And pollution!
First off, let's kick the pollution thing in the fucking balls.
Go check the EPA's indices for air quality from 1977 through today. Actually, we can't use today for two reasons. First, the shutdown has the website off. (Can you tell when I wrote this?) Second [T]hey added carbon dioxide to the list of things that were pollution. I remember it being 2010 but most sources say 2012.
Until we got our panties in a bunch about CO2, air quality was steadily improving, and this is despite steadily increasing use of all forms of fossil fuel. Gas, Diesel, Natural Gas and Coal!
So burning more gasoline didn't increase air pollution with regards to oxides of nitrogen, sulfur compounds, and particulates. All of those things went down. We can thank computer controlled fuel injection for most of it. Precision fuel metering that comes with fuel injection is just one small part of the massive improvement too! The largest improvement from an emissions point of view is there's no gas washing the walls of the cylinder of lubrication (called wash-down). This lets the rings seal the piston better so there's much less gas escaping into the crankcase and nearly no oil getting up into the combustion chamber where it doesn't do any good for anyone. Catalytic convertors that don't choke the engine and are thereby left in place keep those oxides of nitrogen and nasty sulfur compounds in check.

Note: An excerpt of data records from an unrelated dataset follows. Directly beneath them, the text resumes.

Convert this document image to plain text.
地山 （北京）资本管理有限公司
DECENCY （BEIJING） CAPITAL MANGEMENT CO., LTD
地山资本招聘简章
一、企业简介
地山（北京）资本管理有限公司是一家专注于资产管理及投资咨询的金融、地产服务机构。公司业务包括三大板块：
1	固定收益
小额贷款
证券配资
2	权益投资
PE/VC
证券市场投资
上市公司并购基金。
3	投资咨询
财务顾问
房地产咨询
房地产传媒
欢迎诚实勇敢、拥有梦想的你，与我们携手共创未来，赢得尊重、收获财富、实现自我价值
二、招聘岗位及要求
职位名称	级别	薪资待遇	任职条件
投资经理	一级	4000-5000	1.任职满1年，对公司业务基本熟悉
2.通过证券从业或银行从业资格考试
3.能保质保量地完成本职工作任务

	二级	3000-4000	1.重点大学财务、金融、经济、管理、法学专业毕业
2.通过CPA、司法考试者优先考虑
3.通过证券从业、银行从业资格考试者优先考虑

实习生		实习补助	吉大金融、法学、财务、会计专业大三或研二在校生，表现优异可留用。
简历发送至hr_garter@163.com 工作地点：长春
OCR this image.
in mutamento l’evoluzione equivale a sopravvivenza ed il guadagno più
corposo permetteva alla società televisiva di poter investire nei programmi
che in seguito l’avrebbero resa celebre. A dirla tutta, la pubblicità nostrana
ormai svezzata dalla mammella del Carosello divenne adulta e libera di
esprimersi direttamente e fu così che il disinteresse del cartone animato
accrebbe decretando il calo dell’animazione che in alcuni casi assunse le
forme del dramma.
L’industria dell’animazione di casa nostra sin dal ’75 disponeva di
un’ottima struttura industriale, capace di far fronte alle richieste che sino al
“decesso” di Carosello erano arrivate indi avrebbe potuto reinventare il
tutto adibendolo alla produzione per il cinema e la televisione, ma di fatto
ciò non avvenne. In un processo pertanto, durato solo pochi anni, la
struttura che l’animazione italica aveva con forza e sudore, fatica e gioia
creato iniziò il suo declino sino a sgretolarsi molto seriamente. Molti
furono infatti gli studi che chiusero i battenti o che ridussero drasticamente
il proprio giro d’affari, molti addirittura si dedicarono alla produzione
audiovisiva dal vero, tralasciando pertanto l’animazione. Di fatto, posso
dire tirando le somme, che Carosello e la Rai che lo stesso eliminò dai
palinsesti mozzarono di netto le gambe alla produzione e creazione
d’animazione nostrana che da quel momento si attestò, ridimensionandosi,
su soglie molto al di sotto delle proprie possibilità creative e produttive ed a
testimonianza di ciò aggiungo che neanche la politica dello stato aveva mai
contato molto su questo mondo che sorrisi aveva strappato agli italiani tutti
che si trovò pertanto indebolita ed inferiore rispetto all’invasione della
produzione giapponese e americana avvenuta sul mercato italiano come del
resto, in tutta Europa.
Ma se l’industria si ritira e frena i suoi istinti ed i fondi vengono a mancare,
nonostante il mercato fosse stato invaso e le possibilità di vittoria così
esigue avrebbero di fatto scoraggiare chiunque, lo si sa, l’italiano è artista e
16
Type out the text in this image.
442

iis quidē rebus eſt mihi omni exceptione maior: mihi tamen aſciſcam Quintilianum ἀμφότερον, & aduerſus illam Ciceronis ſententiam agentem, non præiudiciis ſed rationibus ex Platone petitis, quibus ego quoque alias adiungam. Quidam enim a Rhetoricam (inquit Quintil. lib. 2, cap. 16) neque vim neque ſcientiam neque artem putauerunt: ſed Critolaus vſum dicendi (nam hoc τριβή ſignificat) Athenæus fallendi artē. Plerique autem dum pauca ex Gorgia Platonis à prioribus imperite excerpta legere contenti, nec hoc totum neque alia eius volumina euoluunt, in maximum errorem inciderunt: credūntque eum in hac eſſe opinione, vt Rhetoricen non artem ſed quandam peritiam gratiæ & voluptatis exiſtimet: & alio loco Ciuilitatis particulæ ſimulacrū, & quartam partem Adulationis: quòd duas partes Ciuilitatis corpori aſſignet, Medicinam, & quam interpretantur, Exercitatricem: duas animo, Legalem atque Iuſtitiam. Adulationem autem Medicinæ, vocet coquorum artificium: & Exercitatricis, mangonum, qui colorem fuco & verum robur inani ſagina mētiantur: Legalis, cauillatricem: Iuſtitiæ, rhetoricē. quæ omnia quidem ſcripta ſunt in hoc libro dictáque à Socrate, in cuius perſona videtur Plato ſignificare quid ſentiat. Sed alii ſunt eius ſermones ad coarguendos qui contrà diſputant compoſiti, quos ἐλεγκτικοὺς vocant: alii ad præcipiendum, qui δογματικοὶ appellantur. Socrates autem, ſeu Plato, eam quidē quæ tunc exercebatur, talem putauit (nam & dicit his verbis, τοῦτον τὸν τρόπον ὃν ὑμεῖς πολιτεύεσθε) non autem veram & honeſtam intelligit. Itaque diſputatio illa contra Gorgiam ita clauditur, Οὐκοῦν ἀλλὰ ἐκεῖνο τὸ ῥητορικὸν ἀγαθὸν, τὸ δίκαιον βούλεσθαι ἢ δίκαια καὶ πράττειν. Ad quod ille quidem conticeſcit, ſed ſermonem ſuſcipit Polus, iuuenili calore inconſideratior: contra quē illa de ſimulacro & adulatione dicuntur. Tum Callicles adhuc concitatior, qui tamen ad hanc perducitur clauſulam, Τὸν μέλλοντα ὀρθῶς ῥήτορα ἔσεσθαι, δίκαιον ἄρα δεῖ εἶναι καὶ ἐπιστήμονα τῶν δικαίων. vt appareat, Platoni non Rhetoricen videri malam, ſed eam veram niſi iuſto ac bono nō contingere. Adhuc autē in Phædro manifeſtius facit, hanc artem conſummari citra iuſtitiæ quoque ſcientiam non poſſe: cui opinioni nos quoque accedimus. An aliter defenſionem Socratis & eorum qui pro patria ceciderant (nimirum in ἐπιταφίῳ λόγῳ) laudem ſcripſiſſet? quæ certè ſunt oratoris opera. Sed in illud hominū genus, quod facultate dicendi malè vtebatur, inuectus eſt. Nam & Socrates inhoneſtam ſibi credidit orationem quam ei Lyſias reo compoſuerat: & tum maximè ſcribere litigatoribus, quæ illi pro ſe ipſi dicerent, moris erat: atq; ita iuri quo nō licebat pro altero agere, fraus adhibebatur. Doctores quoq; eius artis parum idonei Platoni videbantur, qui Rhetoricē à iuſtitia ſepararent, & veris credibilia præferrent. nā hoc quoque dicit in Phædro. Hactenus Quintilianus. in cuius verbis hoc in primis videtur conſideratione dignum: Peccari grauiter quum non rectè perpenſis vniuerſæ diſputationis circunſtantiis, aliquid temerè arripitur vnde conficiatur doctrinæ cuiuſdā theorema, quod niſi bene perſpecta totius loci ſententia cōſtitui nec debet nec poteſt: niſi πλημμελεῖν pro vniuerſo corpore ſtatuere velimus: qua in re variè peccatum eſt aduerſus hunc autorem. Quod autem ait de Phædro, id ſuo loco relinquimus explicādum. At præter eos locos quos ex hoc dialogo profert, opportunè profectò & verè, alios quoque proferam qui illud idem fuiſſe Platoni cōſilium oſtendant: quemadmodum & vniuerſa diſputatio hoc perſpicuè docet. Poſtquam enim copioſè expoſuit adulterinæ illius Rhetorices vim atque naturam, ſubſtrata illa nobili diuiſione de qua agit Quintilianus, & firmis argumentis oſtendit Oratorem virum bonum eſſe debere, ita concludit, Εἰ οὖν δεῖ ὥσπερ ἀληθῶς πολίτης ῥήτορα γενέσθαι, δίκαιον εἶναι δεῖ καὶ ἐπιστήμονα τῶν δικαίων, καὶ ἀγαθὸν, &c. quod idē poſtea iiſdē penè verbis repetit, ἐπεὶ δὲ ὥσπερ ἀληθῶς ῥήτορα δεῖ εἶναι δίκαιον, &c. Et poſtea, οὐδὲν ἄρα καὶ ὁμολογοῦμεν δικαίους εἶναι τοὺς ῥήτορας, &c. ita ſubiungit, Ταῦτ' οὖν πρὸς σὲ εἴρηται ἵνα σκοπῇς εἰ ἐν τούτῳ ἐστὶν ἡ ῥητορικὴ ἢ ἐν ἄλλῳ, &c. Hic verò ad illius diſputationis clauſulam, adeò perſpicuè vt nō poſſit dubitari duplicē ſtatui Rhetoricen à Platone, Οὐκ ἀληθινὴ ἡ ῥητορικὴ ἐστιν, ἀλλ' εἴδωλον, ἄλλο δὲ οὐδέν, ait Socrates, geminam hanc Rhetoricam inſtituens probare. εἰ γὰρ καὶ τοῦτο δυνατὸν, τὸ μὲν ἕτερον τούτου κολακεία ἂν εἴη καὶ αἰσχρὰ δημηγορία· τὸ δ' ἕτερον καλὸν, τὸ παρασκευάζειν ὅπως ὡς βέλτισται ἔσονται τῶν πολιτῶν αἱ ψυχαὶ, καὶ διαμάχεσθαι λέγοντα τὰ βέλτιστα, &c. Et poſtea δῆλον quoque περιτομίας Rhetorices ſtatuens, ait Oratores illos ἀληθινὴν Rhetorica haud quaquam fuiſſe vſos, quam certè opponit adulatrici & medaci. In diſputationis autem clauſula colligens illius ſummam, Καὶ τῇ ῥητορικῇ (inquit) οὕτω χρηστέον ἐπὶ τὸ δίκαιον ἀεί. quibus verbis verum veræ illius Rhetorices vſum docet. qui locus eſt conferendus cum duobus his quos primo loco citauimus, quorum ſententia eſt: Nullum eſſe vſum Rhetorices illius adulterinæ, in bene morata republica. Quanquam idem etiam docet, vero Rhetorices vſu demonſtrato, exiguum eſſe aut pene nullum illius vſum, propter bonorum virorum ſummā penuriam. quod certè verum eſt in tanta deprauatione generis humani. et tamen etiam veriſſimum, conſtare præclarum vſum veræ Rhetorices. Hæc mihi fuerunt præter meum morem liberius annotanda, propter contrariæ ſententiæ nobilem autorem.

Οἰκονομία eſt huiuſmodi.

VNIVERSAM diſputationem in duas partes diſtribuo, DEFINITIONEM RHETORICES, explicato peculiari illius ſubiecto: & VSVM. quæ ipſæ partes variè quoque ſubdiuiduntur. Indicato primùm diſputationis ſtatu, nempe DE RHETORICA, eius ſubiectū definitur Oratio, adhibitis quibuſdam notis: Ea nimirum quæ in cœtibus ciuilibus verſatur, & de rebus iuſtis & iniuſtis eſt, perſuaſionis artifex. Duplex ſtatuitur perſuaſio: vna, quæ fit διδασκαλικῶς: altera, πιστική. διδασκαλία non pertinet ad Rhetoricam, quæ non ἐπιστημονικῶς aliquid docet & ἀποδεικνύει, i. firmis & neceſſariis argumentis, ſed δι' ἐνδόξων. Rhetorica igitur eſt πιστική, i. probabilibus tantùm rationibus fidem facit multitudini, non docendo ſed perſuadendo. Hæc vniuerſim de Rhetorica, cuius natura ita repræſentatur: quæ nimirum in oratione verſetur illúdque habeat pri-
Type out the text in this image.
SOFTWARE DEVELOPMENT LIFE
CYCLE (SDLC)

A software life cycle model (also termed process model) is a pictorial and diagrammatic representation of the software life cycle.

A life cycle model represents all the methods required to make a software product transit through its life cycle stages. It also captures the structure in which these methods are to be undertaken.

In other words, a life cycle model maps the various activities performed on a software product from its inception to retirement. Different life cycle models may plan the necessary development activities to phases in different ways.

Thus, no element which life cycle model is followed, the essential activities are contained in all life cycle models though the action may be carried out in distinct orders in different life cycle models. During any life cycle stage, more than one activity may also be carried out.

What we've managed to do, in my lifetime, is get engine exhaust to very nearly be JUST water vapor and carbon monoxide. The really nasty things have been reduced to traces instead of significant parts.
What's that got to do with energy storage?
Petroleum is an energy source. Gasoline has excellent energy density and is relatively easy to store and handle.
Batteries and hydrogen are not sources of energy.
Hydrogen has lots of handling and storage issues and has a much smaller energy density than gas, so you can't go as far on a given fuel volume. It's main disadvantage is that you have to expend energy to make it. More than you get back in a perfect reaction let alone adding in the inefficiencies of a motor vehicle.
Batteries are even worse about density and the losses from generation and storage.
Where does the power we're storing in batteries or hydrogen come from? Power plants. Power plants which at present are mainly coal fired. Burning no gas and replacing that use with burning coal doesn't really change pollution.
The greenies are working hard on eliminating coal fired power plants by declaring pollution standards with no basis in engineering let alone science.
The same greenies have already all but killed fission power plants.
So where are we going to get this energy? Wind and solar are proving to be the shitty pipe dreams that only a greenie or politician could keep saying are truly alternatives to fossil fuels.
Science and engineering don't care how you feel.
The source of all this stupid whining about burning things for fuel comes from the effects of carbon dioxide on the climate. Since the temperatures are tracking with the output from the sun not the energy consumption rates of man; don't even try blaming man.
But while we're talking about pollution, let's talk about batteries. Nickel and lithium are dirty to mine and refine. And nobody talks about how making plastic consumes both energy and petroleum and we're not even getting to use the left over aromatic portion of the crude if we can't use it for powering our cars.